The rest of the album is similarly filled to the brim with jams. “Misery Guts” is maybe Alex’s heaviest song yet, a raging yet compassionate condemnation of the times when people unload their problems on you without asking. “Isabella” is an ode to an otherworldly young lady which evokes memories of Anna Nalick’s “Breathe (2 AM),” while “I Need to Move On” recently found its way onto one of Taylor Swift’s playlists, proving yet again that game recognize game.

Alex Lahey. Source:


Personally, I’m a big Alex Lahey fan. I’ve loved Alex’s witty lyrics, expert guitarwork, and amazing command of melody ever since she released “You Don’t Think You Like People Like Me.” I Love You Like a Brother was one of my top two albums of 2017, second only to Gang of Youths’s Go Farther in Lightness. And as a fan, I’d been anxiously awaiting what direction album two would hold for Alex. Would she continue down the same musical path she trod on I Love You LIke a Brother? Or would it be a complete stylistic U-turn, and if so, what would that entail?
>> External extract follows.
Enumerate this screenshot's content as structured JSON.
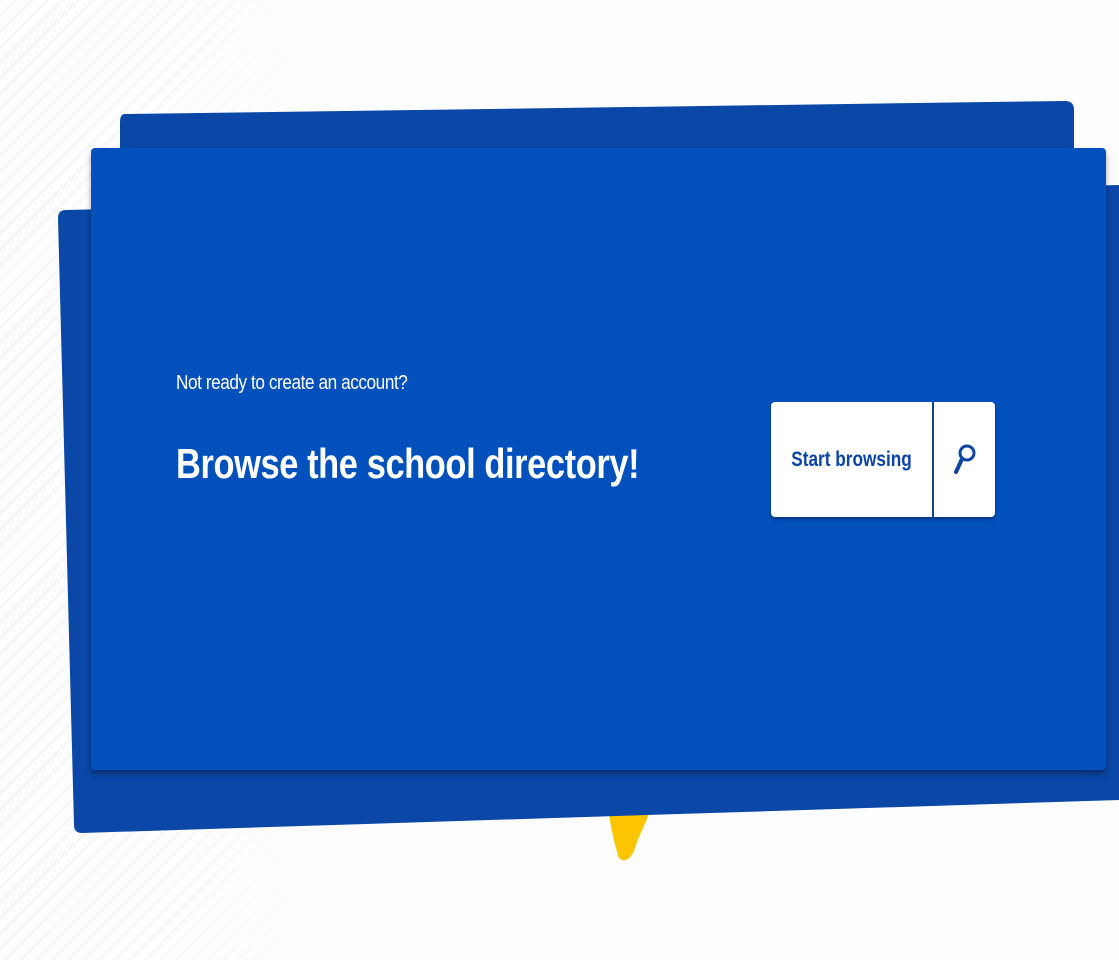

Upon listening, it’s clear that it’s the former, and I’m happy. I’m all for shocking artistic choices as long as they’re authentic, but I believe there’s something to be said to sticking true to your guns. With Best of Luck Club, Alex is making that same intelligent, catchy rock music, the only difference being that she’s older and more mature. The result: the music’s a little fuller and tastier, like a vintage bottle of red. I can’t wait to see Alex take this momentum into another world tour and album number three.

Score: a cathartic chat over a glass of Chianti.